Another thing I loved about this story was the way the heroine Angela wasn’t afraid to express her wants and desires inside or outside of the bedroom, how she was determined to play the role of her life to the best of her ability, and most of all, how she wasn’t repelled by Shane’s scars, even from the very first time she met him.
Also, I believe Ms. Burke deserved kudos for the way she made her characters, even millionaire Playboys, very relatable, since they do have the same foibles of human nature just as ordinary folks do. So I got a glimpse of Shane’s insecurities, his hurt and anger when people looked away from his scars in fear or disgust, and how he’d convinced himself he wasn’t good enough for the lovely Ms. Angela Neil.
As of today, “Skin Deep” is definitely one of Ms. Burke’s best works for the year. However, I just get this strange feeling her best is yet to come.
Review of Trading Up by Mahalia Levey
Have you ever found yourself trying to live up to other people’s expectations, rather than living the life that is pleasing to you? Well, that’s exactly what Cam’s existence has been like, particularly because she’s the daughter of a politician. However, for one night, she decides to remove the shackles of parental and societal expectations and indulges herself in a night of decadent delights in the form of sexy Jonah Dawson.

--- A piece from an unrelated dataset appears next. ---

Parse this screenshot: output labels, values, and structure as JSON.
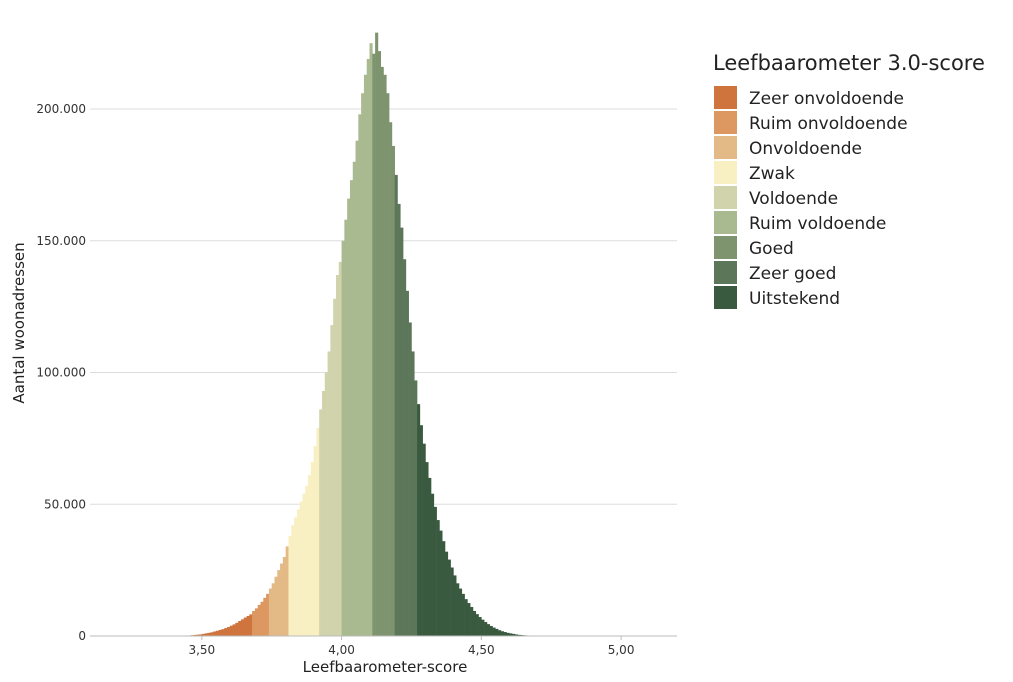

Mahalia Levey’s Trading Up opens with Cam and Jonah, who are set up on a blind date by Madame Eve’s matchmaking service, luxuriating in the ambiance and enjoying the flavorful cuisine at Cimmerian Nights, a fitting title for a place where patrons enjoy an obsidian dining experience. Yet, Cam and Jonah are denied the pleasure of seeing each other since they are blindfolded, and have no other alternative but to get to learn about each other through their other heightened senses. This is symbolic of how Cam has had to live her life, perpetually deprived of the freedom of doing and saying whatever she wants.
Throughout this story, readers have the opportunity to live vicariously through Jonah and Cam’s experiences, from getting a tattoo to role playing. And a plethora of sensory images abound. The ending is satisfying as there is the promise that this couple will remain happy, at least for now.
Trading Up is another quick, delightful installment of Decadent Publishing’s highly successful 1Night Stand series, and follows Levey’s other 1Night Stand stories, Burn Me If You Can and Tell Me No Lies. Not surprisingly,I highly recommend Trading Up.